Combining (16), (17) and (18) we finally obtain

$$\frac{dS}{(\partial S/\partial E)_{V,N}} = \frac{d\Gamma}{(\partial \Gamma/\partial E)_{V,N}} .$$ (19)

It follows¹ from this relation that the entropy $S$ is determined by the phase volume $\Gamma$ alone. In other words, $S$ varies with $E$ and $V$ only via its dependence on $\Gamma$:

$$S(E,V,N) = \varphi (\Gamma(E, V,N))$$ (20)

with some function $\varphi (\Gamma)$. However, this function cannot be deduced from (19), which is fulfilled for any differentiable function $\varphi (\Gamma)$:

$$\frac{dS}{(\partial S/\partial E)_{V,N}} = \frac{ \varphi' \cdot ... .../\partial E)_{V,N} } = \frac{d\Gamma}{(\partial \Gamma/\partial E)_{V,N} } .$$ (21)

        The derivation of relation (20) is the main step in our derivation of the entropy formula.
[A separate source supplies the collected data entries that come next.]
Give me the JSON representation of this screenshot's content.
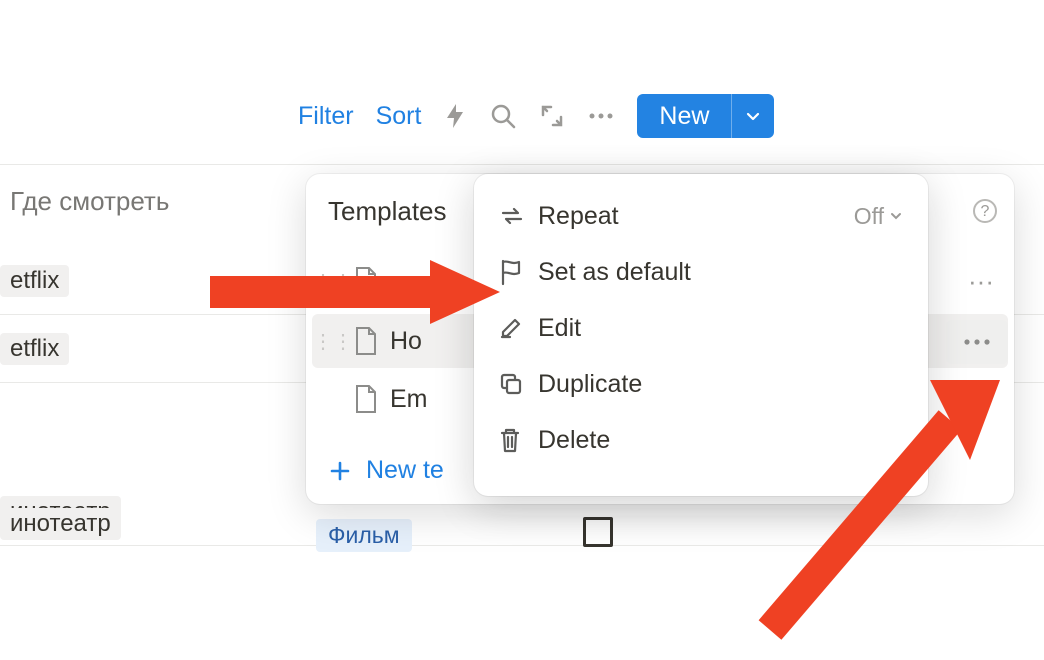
{
  "toolbar": {
    "filter": "Filter",
    "sort": "Sort",
    "new": "New"
  },
  "column_header": "Где смотреть",
  "rows": [
    {
      "tag": "etflix"
    },
    {
      "tag": "etflix"
    },
    {
      "tag": "инотеатр"
    },
    {
      "tag": "инотеатр"
    }
  ],
  "film_chip": "Фильм",
  "templates": {
    "title": "Templates",
    "items": [
      {
        "name": ""
      },
      {
        "name": "Ho"
      },
      {
        "name": "Em"
      }
    ],
    "new_label": "New te"
  },
  "ctx": {
    "repeat": "Repeat",
    "repeat_state": "Off",
    "set_default": "Set as default",
    "edit": "Edit",
    "duplicate": "Duplicate",
    "delete": "Delete"
  }
}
The function $\varphi$ can be inferred from the requirement that the entropy is an extensive quantity, using our knowledge of the function $\Gamma (E,V,N)$. A quantity $X(E,V,N)$ is extensive if it can be written as

$$X(E,V,N) = N \cdot x(E/N, V/N) ,$$ (22)
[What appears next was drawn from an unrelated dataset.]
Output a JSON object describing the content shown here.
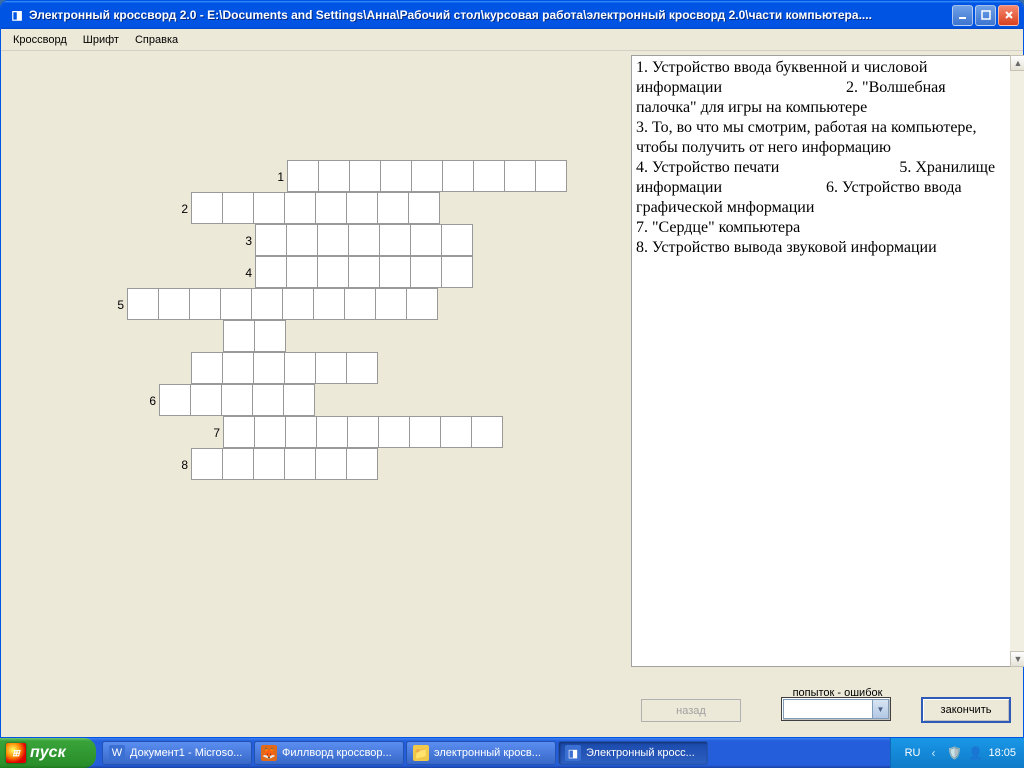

where $x(.,.)$ is some function of two variables. For ideal gases $\Gamma (E,V,N)$ can be calculated without great difficulty. It is found that $\ln \Gamma (E,V,N)$ is an extensive quantity. Therefore the desired function $\varphi (\Gamma)$ must be given, apart from constants, by $\ln \Gamma$. This leads to the result

$$S(E,V,N) = a \ln \Gamma (E,V,N) + b .$$ (23)

Without a proof that $\ln \Gamma$ has this property generally, we have to assume that $\varphi (\Gamma)$ is a universal function. The constant $a$ must be positive since the entropy is non-negative. Its magnitude fixes the thermodynamic temperature scale. The additive constant $b$ must be chosen to match the quantum-mechanical case, which defines the zero of entropy. With the proper choice of the constants $a$ and $b$, the entropy formula (23) becomes

$$S(E,V,N) = k_B \ln \Omega (E,V,N)$$ (24)

with

$$\Omega (E,V,N) = \frac{\Gamma (E,V,N)}{h^{3N} N!} .$$ (25)

$\Omega (E,V,N)$ is the semiclassical integrated density of states of the system. The entropy formula (24) thus has been derived by interpreting the statistical mechanics result (1) in terms of thermodynamics processes, taking thermodynamic laws into account.